In situations where Marfeel’s crawlers face challenges in fetching metadata due to paywalls, registration requirements, or sensitivity concerns, publishers can opt for the Editorial Metadata API.
The Editorial Metadata API offers a seamless way to integrate article details directly through the API. Anytime a new article is published or updated the endpoint should be invoked with fresh metadata.
When possible it might be easier and more convenient to whitelist the Marfeel Crawlers allowing them to crawl private content.
The use of the Editorial Metadata API is discouraged for public content where on-page metadata should be used.
Query Parameters
secret | The authentication secret provided by your account manager. |
metadata | Within the metadata object, you will find the data that needs to be added or updated in your article. Be sure to include the canonical URL of the article you wish to alter. |
The metadata object
The metadata
parameter should be a JSON object with the following schema:
canonical_url | Canonical url of the article |
urls | In case you want to group multiple URLs under the main canonical, you can add those URLs here. |
page_type | post |
title | Page title. |
image_url | Article’s main image url |
pub_date_tmsp | Publication date, formatted as an ISO 8601 UTC timezone string. |
section | Section of the page, you can add multiple sections as an array |
authors | Author of the page, you can add multiple authors as an array |
tags | The list of tags associated with the article. Use the : notation for tag groups |
CURL Example 1
Submit the metadata for the article https://www.yourdomain.com/your-canonical-url/
curl --location 'https://metadata.newsroom.bi/metadata/posts' \
--header 'Content-Type: application/json' \
--data '{
"apikey": "YourAPIKey",
"secret": "YourSecret",
"metadata": {
"pub_date_tmsp": "2024-05-30T07:58:00+02:00",
"title": "The title that you want",
"tags": [
"TagGroup1:theTag"
],
"authors": [
"Author one"
],
"canonical_url": "https://www.yourdomain.com/your-canonical-url/",
"urls": [
],
"page_type": "post",
"section": "The section"
}
}'
CURL Example 2
In situations where you don’t have the canonical URL to track in your Native SDKs you can submit the alternate url to guarantee a proper canonicalization of the article.

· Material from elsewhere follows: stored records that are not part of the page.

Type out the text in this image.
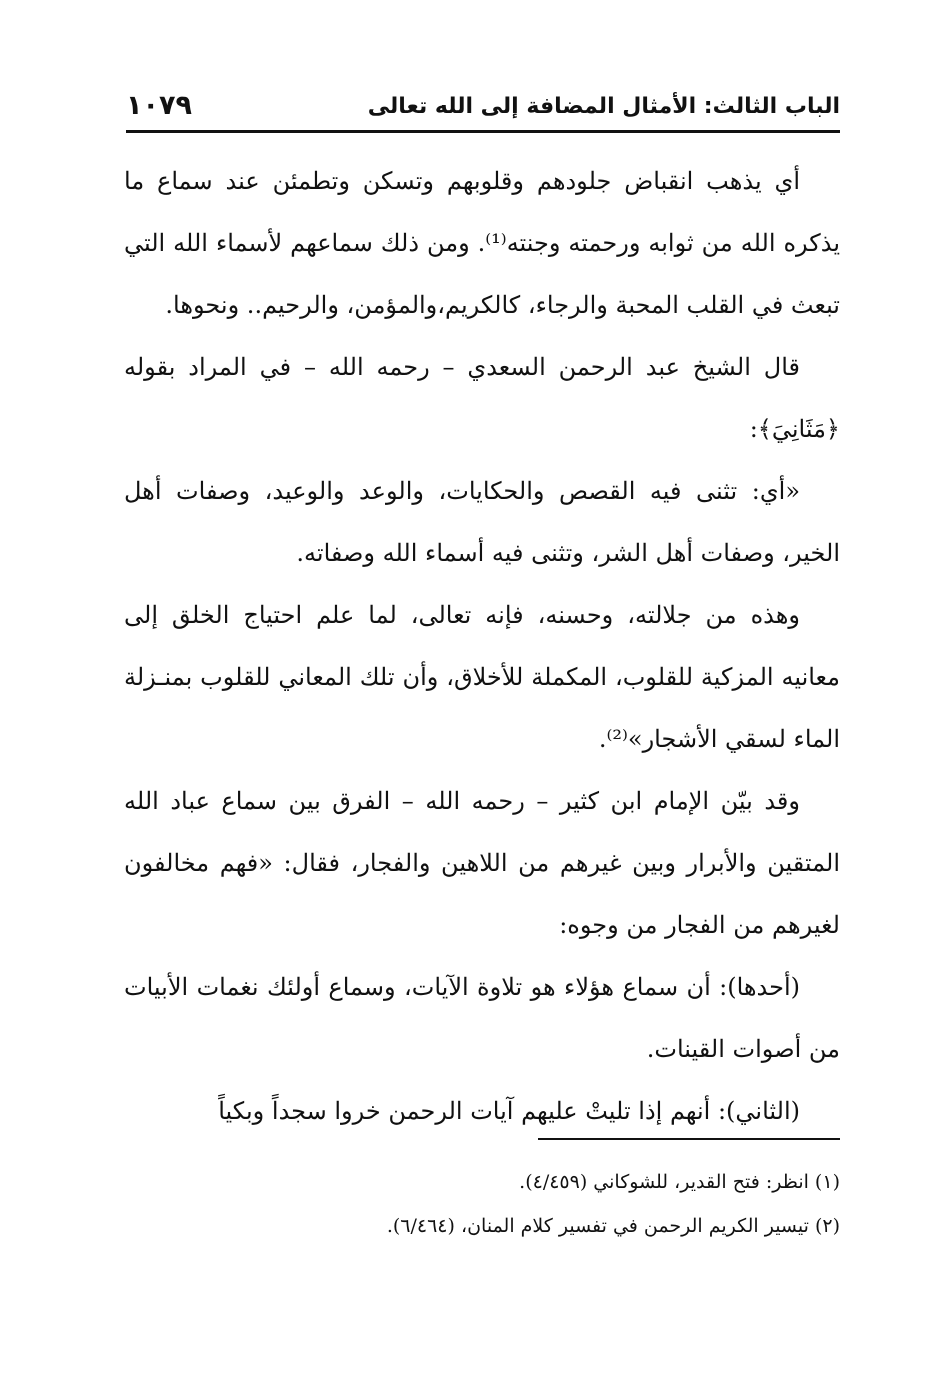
الباب الثالث: الأمثال المضافة إلى الله تعالى
١٠٧٩

أي يذهب انقباض جلودهم وقلوبهم وتسكن وتطمئن عند سماع ما يذكره الله من ثوابه ورحمته وجنته⁽¹⁾. ومن ذلك سماعهم لأسماء الله التي تبعث في القلب المحبة والرجاء، كالكريم،والمؤمن، والرحيم.. ونحوها.

قال الشيخ عبد الرحمن السعدي – رحمه الله – في المراد بقوله ﴿مَثَانِيَ﴾:

«أي: تثنى فيه القصص والحكايات، والوعد والوعيد، وصفات أهل الخير، وصفات أهل الشر، وتثنى فيه أسماء الله وصفاته.

وهذه من جلالته، وحسنه، فإنه تعالى، لما علم احتياج الخلق إلى معانيه المزكية للقلوب، المكملة للأخلاق، وأن تلك المعاني للقلوب بمنـزلة الماء لسقي الأشجار»⁽²⁾.

وقد بيّن الإمام ابن كثير – رحمه الله – الفرق بين سماع عباد الله المتقين والأبرار وبين غيرهم من اللاهين والفجار، فقال: «فهم مخالفون لغيرهم من الفجار من وجوه:

(أحدها): أن سماع هؤلاء هو تلاوة الآيات، وسماع أولئك نغمات الأبيات من أصوات القينات.

(الثاني): أنهم إذا تليتْ عليهم آيات الرحمن خروا سجداً وبكياً

(١) انظر: فتح القدير، للشوكاني (٤/٤٥٩).

(٢) تيسير الكريم الرحمن في تفسير كلام المنان، (٦/٤٦٤).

Let’s assume you want to track a page view hit on distribution.platform.com/path/article
with a publisher.com/a/different/path/to/article
canonical.
When distribution.platform.com/path/article
is published, invoke the Editorial Metadata Endpoint providing both the canonical and the platform specific alternative url. After this, when non-canonical URLs are tracked from Native SDKs they’ll be immediately canonicalized.
curl --location 'https://metadata.newsroom.bi/metadata/posts' \
--header 'Content-Type: application/json' \
--data '{
"apikey": "YourAPIKey",
"secret": "YourSecret",
"metadata": {
"canonical_url": "https://www.nacion.com/el-pais/salud/empresa-que-opera-con-dos-empleados-y-desde-una/LKASIXEVIZBVRBBP6CX4QZFAQU/story/",
"urls": [
"https://lanaciondecostarica.pressreader.com/article/6880039408856498"
],
"page_type": "post"
}
}'
Technical details
Here’s a list of aspects to bear in mind:
- Metadata informed via the API takes precedence over crawled metadata. API informed fields override crawled fields.
- If after invoking the endpoint the Marfeel crawls the page again, fields informed via API will override newly crawled metadata.
- When a metadata field has been informed via the metadata API the crawler inspector will show it.